Quand elle disparut de leurs radars, Franck démarra. Il entama un périple compliqué, pestant contre la circulation dense de la fin de journée. Maurin râla à son tour en regrettant de ne pas l’avoir suivie à pied. La fille ne les avait pas attendus. Même en flânant, elle devait déjà être chez elle en train de siroter un thé glacé. « Qu’est-ce qu’on fout là ? », se demandait Maurin de mauvaise humeur, quand soudain Vanessa Delage sortit de son immeuble. Le visage fardé à outrance, elle portait une robe moulante d’un rouge criard et des chaussures lacées à talons compensés.

— On dirait une pute ! lâcha le jeune lieutenant, estomaqué.

— Elle doit arrondir ses fins de mois. À la DGSI, ils sont comme nous, avec des petits salaires, et des primes à la Saint-Glinglin ! ricana Franck pour masquer sa déception.

Elle monta dans un taxi qu’ils suivirent jusqu’à la cité des Cigales. Ils se regardèrent, perplexes. Qu’est-ce qu’elle allait foutre dans ce lieu, ce no man’s land interdit aux flics ? Lionel révisa son attitude négative, les sens en alerte.

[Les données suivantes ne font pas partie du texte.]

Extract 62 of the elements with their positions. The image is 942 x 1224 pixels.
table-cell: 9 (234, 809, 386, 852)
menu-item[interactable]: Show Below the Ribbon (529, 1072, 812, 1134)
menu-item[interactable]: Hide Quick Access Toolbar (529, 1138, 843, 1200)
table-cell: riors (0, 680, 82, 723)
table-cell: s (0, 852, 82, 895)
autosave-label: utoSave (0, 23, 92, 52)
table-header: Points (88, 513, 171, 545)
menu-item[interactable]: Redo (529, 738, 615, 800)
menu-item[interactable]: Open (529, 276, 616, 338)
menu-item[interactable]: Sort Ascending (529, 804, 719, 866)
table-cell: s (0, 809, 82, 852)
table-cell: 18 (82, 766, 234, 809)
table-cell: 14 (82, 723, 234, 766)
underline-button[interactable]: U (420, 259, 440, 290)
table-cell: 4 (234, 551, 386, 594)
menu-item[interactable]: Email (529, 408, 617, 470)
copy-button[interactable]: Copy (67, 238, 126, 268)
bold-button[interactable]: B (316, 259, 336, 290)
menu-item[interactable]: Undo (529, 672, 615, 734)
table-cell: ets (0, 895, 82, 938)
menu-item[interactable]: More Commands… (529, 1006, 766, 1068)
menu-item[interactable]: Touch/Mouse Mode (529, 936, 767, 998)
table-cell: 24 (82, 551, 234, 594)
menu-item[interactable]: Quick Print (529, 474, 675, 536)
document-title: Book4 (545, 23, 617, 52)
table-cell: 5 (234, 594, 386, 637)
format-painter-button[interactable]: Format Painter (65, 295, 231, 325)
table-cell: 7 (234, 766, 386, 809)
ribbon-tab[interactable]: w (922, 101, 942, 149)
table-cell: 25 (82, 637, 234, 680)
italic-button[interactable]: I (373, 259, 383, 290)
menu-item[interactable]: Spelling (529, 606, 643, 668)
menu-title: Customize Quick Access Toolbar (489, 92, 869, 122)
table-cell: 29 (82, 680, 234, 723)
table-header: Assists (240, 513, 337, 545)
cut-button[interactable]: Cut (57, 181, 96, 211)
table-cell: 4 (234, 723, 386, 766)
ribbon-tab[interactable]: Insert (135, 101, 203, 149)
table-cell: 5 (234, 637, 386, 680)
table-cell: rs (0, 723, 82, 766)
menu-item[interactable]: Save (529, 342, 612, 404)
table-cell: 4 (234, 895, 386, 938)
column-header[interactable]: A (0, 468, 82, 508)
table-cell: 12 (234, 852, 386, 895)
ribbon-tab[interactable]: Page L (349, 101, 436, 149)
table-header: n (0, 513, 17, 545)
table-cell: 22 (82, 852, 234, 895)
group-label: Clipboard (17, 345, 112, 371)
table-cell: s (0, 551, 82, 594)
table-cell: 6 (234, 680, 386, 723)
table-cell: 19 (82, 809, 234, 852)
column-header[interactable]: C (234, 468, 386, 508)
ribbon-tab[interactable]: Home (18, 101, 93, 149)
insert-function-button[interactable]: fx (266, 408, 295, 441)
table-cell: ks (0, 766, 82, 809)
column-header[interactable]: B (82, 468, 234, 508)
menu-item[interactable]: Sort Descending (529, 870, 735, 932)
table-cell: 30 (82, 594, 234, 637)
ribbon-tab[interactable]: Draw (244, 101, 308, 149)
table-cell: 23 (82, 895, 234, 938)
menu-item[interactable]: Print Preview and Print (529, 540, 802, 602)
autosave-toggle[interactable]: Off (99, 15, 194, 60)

— Merde ! Elle joue à quoi ? s’exclama ce dernier.

— Bizarre. Il faut que je sache ce qu’elle a dans le citron.

— Si on marche sur les plates-bandes de la DGSI, ça va chauffer pour nos matricules. On n’a aucun ordre de mission, aucune autorisation de la hiérarchie pour s’occuper de ça !

— Ne t’inquiète pas. J’en parlerai à Boulin dès demain.

 

 

 

Extrait 2/3

Lionel se retourna et fit un geste à Kévin qu’il comprit aussitôt : la voie était libre. Delage marchait devant lui.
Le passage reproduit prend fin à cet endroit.